What: BBQ Sundae
Where: Rowdy Cowgirl BBQ, 3620 Stone Way N., 954-1100, www.rowdycowgirl.com. FREMONT
Cost: $7.95
Would I eat it again? Probably not.
Southern delicacies don’t often make it to our neck of the country. That’s not a bad thing. I spent about five years in Louisiana and find it a relief not to be tempted by “Heavenly Hamburger,” a Mississippi beef, processed cheese, sour cream, and pasta shell casserole that fulfills its namesake promise to kick your ass to the hereafter.
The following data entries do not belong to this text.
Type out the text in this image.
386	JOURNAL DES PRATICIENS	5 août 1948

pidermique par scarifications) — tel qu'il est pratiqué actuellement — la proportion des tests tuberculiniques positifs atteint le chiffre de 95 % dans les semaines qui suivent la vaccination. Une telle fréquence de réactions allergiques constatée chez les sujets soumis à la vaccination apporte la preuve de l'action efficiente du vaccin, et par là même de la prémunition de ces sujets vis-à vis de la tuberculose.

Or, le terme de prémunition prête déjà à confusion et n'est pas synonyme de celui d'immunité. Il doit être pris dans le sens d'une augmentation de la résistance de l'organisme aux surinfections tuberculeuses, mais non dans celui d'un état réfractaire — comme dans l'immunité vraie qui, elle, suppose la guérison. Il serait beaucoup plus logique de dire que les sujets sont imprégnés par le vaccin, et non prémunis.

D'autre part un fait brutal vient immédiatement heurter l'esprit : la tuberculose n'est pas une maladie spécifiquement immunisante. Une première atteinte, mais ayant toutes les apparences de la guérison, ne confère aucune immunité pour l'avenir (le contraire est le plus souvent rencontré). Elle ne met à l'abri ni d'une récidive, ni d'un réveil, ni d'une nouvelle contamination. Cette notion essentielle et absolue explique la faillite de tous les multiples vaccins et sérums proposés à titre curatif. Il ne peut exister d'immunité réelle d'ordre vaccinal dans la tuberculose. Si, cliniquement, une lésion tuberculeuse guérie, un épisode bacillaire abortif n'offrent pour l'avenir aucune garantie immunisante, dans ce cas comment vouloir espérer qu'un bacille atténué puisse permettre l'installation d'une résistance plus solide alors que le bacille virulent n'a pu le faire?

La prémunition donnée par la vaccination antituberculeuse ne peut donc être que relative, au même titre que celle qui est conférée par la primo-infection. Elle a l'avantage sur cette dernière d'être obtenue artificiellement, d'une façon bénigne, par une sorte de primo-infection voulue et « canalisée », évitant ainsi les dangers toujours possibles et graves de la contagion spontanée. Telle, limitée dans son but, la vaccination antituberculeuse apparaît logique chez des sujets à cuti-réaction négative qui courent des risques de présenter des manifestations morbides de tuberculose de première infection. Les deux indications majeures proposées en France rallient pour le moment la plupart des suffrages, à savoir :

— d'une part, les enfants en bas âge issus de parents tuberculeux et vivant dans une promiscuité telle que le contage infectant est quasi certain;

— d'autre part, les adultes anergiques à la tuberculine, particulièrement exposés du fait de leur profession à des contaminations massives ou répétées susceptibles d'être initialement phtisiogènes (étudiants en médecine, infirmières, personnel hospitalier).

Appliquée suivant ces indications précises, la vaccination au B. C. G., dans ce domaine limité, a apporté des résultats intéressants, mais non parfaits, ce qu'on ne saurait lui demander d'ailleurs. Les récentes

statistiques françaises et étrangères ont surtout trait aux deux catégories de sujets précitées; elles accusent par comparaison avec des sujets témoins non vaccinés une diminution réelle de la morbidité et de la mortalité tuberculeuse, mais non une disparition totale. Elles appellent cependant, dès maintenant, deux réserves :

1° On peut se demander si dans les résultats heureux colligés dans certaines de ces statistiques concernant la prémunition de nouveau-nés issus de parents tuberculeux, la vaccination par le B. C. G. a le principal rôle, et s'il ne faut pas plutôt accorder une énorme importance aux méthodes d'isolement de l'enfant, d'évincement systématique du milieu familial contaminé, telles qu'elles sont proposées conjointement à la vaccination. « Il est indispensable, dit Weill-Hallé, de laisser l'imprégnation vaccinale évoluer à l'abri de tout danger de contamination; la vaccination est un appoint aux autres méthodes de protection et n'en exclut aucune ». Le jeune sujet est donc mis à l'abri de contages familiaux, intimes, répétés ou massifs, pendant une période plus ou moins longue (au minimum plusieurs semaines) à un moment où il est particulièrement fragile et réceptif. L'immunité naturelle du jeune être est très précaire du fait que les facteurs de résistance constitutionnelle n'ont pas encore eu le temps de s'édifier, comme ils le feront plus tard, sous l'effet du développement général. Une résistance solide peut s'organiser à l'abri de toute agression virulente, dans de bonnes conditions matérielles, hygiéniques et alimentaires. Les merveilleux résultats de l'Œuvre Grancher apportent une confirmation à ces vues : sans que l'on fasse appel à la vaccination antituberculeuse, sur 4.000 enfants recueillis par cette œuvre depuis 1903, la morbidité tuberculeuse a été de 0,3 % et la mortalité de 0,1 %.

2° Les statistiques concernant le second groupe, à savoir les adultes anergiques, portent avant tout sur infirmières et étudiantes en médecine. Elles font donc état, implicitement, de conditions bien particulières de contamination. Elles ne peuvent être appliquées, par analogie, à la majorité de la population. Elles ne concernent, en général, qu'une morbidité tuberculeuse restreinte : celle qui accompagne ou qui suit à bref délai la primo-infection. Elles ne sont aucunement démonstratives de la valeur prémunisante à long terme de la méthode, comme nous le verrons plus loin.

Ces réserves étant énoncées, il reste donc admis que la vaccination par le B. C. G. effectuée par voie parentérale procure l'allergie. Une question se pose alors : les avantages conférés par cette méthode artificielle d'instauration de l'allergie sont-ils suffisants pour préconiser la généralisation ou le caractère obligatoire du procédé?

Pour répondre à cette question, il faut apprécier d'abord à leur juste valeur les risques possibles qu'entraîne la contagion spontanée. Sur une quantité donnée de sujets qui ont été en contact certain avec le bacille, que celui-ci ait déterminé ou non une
Seeing “BBQ Sundae” on the menu of Wallingford’s Rowdy Cowgirl BBQ brought back those familiar stomach twinges, something along the lines of what you feel watching someone on Fear Factor tear into a plate of water-buffalo penis. The tiny, order-at-the-counter Cowgirl is said to have decent barbecue standards such as pulled-pork and hot-link sandwiches, but an itching curiosity got the better of me. What gruesomeness lurked behind that innocent, ice-cream shop moniker? Brisket with hot caramel? A rib in a split banana?
A damn letdown, that’s what. The “sundae” turned out to be a clear plastic cup crammed with stuff that was mostly taste-compatible, if you don’t mind the components of your dinner all swirled up à la fourth-grade cafeteria cuisine. There’s a layer of satiny pulled pork at the bottom of the container, then above it a dollop of sweet baked beans, then your salad portion of coleslaw and sliced pickles. It comes with a cold but moist muffin alloyed with corn kernels.
The BBQ Sundae ain’t much to look at. But it does the job, giving you just enough smokiness and crunch to approximate a good pulled-pork sandwich plus its requisite sides. My issue with the dish—other than its homeliness, which is never a cause for point-subtracting in barbecue, anyway—is the tendency for the bean sauce to infect everything with its molasses tang, obliterating the taste of the pork. Oh, and the slaw gets warm and limp if you let it sit for a while, which you probably will because this load of food all but requires an addition to be built onto your stomach.
Insider Tips: The hot-sauce bar, with what looks to be hundreds of brands, is just silly. The spicy brownie is silly and also painful to eat—seriously, cops could throw this pepper-drenched dessert at WTO protestors and save the price of Mace. The barely cooked greens are silly. I understand that this is health-obsessed Seattle and that long cooking removes nutrients, but greens need to be boiled to hell to avoid the mouthfeel of parchment paper. On the other hand, the succotash with roasted corn, edamame, and citrus tastes the way healthy cooking should: fresh and flavorful. Order a bucket of it.